In questa guerra siamo tutti in battaglia. Senz’altro il personale sanitario si trova a combattere senza tutto quell’arsenale necessario per affrontare la crisi.

A niente servono quei carri armati e quei missili postati in punti-chiave del pianeta, perché c’è il rischio che non si possa sparare il primo colpo,  dal momento che non esiste più nessuno, e forse questa situazione paradossale ci può far riflettere sul valore della vita.

In questo periodo alcune persone credono di scongiurare il pericolo decidendo da sé la propria morte,

come tanti tossicomani che usano la dose, come i perseguitati durante il nazismo usavano la pasticca di cianuro per non essere catturati. Oppure come l’ex carabiniere che, per la paura del futuro, uccide con la pistola dell’Arma moglie e figlio, per poi spararsi dopo aver avvertito la Polizia.
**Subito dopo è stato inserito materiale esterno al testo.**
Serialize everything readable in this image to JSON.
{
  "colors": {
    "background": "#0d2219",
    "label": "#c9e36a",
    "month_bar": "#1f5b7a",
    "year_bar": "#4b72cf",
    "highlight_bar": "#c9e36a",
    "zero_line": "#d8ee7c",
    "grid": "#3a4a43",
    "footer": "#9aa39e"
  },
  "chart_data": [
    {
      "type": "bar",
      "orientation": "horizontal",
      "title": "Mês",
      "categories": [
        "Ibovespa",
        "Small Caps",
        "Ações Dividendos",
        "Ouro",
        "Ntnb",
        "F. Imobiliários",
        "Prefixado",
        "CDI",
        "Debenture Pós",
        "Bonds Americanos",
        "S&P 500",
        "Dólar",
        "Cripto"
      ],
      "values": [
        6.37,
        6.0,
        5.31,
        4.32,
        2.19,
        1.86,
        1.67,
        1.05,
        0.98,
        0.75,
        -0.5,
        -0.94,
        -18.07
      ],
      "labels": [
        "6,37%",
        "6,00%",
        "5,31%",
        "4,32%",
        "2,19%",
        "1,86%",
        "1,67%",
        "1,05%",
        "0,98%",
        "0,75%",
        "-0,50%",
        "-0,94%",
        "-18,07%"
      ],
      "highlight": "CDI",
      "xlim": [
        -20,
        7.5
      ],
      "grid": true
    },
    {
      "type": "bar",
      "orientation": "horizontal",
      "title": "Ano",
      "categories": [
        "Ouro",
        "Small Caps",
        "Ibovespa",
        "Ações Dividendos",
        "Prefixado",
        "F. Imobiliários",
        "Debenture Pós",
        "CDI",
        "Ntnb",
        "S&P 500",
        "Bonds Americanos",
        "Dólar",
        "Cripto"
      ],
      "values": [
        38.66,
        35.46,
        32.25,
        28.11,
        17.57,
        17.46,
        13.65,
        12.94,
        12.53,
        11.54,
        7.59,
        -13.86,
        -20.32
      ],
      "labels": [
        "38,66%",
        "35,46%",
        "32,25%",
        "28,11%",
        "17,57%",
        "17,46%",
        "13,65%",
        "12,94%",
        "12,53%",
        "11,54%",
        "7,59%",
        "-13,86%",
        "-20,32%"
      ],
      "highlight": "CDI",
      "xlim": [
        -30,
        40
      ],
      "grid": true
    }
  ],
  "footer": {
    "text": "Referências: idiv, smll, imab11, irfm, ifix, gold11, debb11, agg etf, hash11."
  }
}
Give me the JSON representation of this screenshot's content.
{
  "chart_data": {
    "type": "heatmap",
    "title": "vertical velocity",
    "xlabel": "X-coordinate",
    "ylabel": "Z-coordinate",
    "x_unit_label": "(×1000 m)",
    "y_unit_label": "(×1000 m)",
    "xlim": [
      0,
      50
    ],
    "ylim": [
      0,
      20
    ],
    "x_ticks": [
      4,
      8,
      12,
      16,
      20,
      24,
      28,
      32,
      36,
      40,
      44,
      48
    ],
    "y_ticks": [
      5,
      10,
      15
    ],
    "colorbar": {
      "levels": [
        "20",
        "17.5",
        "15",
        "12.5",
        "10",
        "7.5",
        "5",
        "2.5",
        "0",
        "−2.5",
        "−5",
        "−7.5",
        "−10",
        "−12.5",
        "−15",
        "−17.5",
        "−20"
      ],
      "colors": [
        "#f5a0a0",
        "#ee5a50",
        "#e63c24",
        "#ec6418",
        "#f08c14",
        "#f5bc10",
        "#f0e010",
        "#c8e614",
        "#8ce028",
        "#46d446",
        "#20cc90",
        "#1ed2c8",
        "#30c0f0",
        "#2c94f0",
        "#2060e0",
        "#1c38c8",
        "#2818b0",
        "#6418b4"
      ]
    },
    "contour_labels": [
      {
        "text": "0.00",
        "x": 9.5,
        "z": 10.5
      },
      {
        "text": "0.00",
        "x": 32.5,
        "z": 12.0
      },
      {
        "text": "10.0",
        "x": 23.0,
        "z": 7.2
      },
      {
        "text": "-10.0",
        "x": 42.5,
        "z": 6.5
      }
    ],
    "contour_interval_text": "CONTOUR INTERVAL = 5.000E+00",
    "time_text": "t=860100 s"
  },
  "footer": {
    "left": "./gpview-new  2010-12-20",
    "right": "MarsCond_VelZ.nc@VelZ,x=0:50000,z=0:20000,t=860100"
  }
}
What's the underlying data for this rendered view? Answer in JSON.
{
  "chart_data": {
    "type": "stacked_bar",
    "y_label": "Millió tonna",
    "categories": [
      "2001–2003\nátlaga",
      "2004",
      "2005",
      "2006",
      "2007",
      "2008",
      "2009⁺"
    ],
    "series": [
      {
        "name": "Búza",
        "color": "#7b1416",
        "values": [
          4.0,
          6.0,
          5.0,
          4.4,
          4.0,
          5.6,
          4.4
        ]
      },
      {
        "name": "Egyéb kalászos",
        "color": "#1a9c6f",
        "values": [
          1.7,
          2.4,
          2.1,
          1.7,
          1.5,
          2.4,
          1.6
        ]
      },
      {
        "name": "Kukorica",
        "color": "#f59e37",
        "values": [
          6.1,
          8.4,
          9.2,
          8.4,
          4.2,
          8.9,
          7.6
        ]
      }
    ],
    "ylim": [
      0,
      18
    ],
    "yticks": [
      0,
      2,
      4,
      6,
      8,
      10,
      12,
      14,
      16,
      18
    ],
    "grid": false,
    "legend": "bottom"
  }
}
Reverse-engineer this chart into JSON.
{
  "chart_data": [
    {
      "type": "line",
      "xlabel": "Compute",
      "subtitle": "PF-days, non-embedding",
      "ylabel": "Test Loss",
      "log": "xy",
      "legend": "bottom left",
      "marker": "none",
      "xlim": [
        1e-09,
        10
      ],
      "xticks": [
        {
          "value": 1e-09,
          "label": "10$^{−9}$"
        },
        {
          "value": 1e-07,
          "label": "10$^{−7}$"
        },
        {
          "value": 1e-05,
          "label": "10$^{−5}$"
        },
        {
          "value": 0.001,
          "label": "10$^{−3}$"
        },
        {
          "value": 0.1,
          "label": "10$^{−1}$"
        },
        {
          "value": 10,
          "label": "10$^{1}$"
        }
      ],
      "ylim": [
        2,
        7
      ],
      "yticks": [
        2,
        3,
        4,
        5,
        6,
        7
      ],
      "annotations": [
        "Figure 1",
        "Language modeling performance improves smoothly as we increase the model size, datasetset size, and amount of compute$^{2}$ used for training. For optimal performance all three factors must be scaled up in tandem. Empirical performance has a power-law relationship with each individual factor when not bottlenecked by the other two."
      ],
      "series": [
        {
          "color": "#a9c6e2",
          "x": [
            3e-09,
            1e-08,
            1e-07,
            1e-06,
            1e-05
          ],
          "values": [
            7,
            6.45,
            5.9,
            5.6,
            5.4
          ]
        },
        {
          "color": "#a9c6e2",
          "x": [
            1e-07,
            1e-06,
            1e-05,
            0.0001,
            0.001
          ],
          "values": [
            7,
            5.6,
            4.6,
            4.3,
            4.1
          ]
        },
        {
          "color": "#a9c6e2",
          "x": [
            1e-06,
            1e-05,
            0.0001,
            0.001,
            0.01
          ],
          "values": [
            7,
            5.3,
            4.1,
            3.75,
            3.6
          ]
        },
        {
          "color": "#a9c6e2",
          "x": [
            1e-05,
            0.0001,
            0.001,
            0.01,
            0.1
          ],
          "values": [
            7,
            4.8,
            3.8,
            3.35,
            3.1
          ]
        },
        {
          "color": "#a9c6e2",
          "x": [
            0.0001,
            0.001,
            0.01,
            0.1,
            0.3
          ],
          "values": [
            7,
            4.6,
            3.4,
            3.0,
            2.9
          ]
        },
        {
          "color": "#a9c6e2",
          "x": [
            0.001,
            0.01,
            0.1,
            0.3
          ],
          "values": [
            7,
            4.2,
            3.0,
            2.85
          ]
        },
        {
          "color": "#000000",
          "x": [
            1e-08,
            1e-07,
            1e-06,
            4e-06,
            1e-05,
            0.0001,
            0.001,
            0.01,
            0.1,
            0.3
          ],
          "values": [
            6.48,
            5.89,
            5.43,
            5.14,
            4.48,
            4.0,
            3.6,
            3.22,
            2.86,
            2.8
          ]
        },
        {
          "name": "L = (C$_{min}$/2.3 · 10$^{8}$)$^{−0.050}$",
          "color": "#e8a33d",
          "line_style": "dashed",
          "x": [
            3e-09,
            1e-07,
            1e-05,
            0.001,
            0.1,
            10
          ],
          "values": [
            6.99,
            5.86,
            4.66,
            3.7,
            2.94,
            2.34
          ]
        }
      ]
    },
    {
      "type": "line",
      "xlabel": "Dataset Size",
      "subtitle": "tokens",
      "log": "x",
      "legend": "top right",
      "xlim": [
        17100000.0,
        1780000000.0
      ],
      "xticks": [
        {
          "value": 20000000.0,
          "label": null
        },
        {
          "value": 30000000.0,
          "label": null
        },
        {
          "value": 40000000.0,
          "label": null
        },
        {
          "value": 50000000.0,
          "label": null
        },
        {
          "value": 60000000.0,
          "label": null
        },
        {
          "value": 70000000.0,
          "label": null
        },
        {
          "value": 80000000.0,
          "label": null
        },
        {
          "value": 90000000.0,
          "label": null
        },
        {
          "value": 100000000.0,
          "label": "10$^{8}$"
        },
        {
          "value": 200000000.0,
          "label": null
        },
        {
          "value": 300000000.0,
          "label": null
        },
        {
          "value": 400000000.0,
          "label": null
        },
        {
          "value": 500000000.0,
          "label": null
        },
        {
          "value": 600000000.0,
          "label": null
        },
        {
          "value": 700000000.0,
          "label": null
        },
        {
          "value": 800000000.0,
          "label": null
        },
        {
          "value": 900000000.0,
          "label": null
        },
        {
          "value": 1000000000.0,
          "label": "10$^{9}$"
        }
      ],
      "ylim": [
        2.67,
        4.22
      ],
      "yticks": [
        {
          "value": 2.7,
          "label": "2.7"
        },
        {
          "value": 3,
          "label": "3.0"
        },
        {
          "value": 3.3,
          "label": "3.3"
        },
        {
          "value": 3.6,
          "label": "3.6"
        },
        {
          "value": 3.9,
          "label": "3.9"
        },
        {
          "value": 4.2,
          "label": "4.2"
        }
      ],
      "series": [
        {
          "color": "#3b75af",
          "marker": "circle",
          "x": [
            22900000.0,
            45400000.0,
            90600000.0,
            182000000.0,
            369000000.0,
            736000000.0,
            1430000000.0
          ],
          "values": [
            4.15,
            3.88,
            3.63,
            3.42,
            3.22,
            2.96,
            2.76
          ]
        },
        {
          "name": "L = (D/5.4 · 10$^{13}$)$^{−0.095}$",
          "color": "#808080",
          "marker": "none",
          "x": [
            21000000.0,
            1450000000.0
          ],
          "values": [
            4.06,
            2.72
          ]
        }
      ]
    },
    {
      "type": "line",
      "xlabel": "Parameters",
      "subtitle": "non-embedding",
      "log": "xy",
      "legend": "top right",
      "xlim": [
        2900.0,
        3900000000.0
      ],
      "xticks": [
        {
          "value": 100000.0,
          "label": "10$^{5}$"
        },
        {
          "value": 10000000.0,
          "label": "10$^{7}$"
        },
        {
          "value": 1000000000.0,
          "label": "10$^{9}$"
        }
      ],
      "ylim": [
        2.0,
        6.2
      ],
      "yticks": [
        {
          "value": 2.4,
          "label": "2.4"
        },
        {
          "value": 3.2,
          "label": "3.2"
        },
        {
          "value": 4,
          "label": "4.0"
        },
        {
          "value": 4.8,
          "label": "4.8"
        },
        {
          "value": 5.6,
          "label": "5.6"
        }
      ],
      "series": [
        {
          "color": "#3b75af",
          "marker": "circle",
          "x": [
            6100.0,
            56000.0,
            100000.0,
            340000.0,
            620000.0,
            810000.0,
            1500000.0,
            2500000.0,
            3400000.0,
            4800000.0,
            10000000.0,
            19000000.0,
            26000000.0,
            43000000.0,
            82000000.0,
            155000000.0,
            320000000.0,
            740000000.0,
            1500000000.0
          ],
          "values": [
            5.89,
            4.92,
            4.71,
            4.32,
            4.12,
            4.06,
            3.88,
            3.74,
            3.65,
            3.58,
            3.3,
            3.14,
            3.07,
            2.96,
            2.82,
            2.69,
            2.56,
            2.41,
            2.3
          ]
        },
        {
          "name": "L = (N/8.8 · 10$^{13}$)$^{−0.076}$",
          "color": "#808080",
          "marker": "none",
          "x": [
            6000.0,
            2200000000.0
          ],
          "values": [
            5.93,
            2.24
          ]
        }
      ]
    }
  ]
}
Ognuno di noi che viviamo la paura della minaccia, siamo chiamati a sostenere l’angoscia di tanti malati, familiari, amici, colleghi che si trovano nella nostra stessa situazione.

Nella disgrazia del momento presente emergono le capacità dei dirigenti, e molti di questi davanti alla crisi, in quanto impreparati ma avidi di potere, si sono dimostrati inadeguati.

il sonnambulismo collettivo che ci ha colpito in questi ultimi anni ci ha portato a scegliere dei dirigenti, soprattutto politici, che entrano nella categoria “del Pifferaio Magico”, in analogia con quello che si può definire un “collettivo incosciente”, a differenza dell’incosciente collettivo junghiano, dove, attraverso un codice di lettura adatto, si legge una grammatica saggia in quanto si scopre quel sapere dell’uomo che riguarda il mito.

La mitologia interrogata con la ragione porta a una conoscenza del Sé e della Comunità. Il collettivo incosciente è l’azione dell’individuo e del gruppo senza senso, da cui non si può trarre alcuna sapienza. Senza questa sapienza non si impara mai dall’esperienza e a livello compulsavo si ripetono gli stessi errori.